De lunes a viernes casi no había clientela, pero eso cambiaba los sábados y domingos porque la gente tenía tiempo para dedicárselo, pero un martes todo fue distinto, el reloj casi marcaba las 12:00 pm, así que me alisté me quité mi traje de barman y me senté frente al bar hasta que Carlos llegara pues no podía dejarlo solo y ni siquiera tenía llaves como para cerrar e irme, miré el reloj, 12 en punto, decidí llamar a Carlos para ver qué pasaba, me dijo que se había retrasado que ya había tomado un taxi. A los pocos minutos de haber colgado, un hombre alto con sombrero entró al bar, mi deber era atenderlo, así que sólo me puse el delantal y le pregunté qué quería, con una voz casi de llanto me dijo, “unos cigarrillos y una cerveza”, cogí todo eso y él se sentó en una de las mesas donde una bombilla no servía, por tanto, casi no se podía ver su rostro, tomó la cerveza antes de ponerla en la mesa y le pregunté cuantos cigarrillos quería, me contesto, “deja la caja”, tomó el primer cigarro, se lo puso en la boca y levantó la cabeza como dándome la señal de que lo encendiera, saqué mi encendedor y al prenderlo vi algo que, de lo que me arrepiento, pues hubiera deseado decirle que el barman se había ido, o que el bar ya había cerrado. Un ser sin ojos y con la cara demacrada al parecer por cortadas de cuchillo, sentía el corazón en la garganta y mi respiración se hacía sonora.
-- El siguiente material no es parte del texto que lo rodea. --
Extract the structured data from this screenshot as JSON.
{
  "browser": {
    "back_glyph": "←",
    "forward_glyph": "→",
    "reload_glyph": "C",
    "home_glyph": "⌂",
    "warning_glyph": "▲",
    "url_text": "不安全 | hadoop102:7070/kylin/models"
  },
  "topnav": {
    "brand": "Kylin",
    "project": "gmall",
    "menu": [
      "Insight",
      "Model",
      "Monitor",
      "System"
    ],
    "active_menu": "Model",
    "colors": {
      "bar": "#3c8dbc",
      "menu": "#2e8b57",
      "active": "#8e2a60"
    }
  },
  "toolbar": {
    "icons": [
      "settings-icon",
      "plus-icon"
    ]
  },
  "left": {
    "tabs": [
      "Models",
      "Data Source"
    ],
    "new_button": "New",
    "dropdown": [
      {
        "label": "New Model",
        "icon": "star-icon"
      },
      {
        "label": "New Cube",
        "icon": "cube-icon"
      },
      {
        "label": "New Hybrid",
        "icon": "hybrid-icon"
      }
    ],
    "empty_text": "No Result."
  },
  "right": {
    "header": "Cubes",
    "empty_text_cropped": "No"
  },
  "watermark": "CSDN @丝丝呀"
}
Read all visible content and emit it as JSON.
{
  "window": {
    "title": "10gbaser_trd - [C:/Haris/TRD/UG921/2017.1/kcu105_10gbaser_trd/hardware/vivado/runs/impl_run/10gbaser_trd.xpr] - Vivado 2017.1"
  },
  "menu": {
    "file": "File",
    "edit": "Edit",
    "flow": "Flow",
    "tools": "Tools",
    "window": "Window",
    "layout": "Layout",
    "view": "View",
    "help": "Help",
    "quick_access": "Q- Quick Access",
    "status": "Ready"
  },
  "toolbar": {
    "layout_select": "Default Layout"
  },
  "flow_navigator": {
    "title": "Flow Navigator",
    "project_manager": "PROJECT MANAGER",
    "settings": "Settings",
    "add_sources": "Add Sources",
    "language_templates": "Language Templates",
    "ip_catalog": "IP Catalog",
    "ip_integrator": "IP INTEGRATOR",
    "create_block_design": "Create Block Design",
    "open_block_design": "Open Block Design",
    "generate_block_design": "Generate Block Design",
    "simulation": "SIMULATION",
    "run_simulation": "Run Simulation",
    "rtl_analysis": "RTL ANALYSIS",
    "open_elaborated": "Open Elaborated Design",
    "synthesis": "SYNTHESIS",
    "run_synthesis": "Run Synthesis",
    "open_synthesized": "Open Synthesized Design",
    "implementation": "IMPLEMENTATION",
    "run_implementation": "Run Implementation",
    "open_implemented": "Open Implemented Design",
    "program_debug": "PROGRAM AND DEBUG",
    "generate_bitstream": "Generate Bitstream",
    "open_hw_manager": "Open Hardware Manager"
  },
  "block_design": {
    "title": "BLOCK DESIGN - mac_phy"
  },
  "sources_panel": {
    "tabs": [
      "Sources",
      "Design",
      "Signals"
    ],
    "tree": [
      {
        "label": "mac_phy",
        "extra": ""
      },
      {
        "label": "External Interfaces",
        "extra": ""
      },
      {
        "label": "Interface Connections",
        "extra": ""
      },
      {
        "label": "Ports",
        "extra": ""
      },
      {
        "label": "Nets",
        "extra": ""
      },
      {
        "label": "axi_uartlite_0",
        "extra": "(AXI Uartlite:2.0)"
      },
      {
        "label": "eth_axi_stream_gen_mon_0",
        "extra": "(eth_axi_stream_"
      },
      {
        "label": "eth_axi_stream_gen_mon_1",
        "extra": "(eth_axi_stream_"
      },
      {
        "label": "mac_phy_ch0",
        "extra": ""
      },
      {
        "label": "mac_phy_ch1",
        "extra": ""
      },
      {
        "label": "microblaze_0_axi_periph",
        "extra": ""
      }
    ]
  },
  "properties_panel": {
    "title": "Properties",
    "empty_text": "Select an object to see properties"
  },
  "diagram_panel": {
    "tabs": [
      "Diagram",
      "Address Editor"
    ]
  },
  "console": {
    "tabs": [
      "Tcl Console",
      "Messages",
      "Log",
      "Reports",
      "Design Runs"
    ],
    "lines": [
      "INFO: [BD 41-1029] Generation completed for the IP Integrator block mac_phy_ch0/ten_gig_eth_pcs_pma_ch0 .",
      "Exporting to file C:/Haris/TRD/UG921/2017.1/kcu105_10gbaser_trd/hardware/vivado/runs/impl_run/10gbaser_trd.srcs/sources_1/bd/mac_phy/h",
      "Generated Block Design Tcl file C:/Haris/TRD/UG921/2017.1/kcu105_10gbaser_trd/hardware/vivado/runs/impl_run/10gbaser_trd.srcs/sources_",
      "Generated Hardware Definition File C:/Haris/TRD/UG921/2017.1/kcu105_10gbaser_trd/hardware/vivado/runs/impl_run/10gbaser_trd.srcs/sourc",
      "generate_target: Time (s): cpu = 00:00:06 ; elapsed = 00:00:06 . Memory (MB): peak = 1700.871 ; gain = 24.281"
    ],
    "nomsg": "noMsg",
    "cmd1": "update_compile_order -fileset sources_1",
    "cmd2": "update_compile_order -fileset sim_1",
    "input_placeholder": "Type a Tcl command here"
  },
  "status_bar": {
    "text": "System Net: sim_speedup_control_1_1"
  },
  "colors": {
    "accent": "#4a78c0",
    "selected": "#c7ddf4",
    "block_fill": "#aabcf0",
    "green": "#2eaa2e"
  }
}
Lo único que deseaba en ese momento era que Carlos llegara a socorrerme, el ser agarró mi mano y la acercó al cigarro, se encendió, fumo y exhaló el humo en mi rostro, mi ojos se oscurecieron, de pronto escuché la campana de la puerta que suena cada vez que alguien entra, era Carlos, por el humo mis ojos se nublaron y no veía nada, parpadeé y ya no estaba, ese humano o lo que sea había desaparecido.

Le pregunté a Carlos si alguna vez había notado algo similar y dijo que no, pero, me mostró un periódico de un hombre al que en este mismo bar, una pandilla había matado cortando y arrancándole los ojos y al parecer todo empezó en esa misma mesa donde solo se encontró sangre, un cadáver, cigarrillos y un botella de cerveza rota, desde ese día robé las llaves del bar y les saqué copias para cuando dieran las 12:00 pm me largara, desde ese día entendí porqué Carlos siempre llegaba tarde.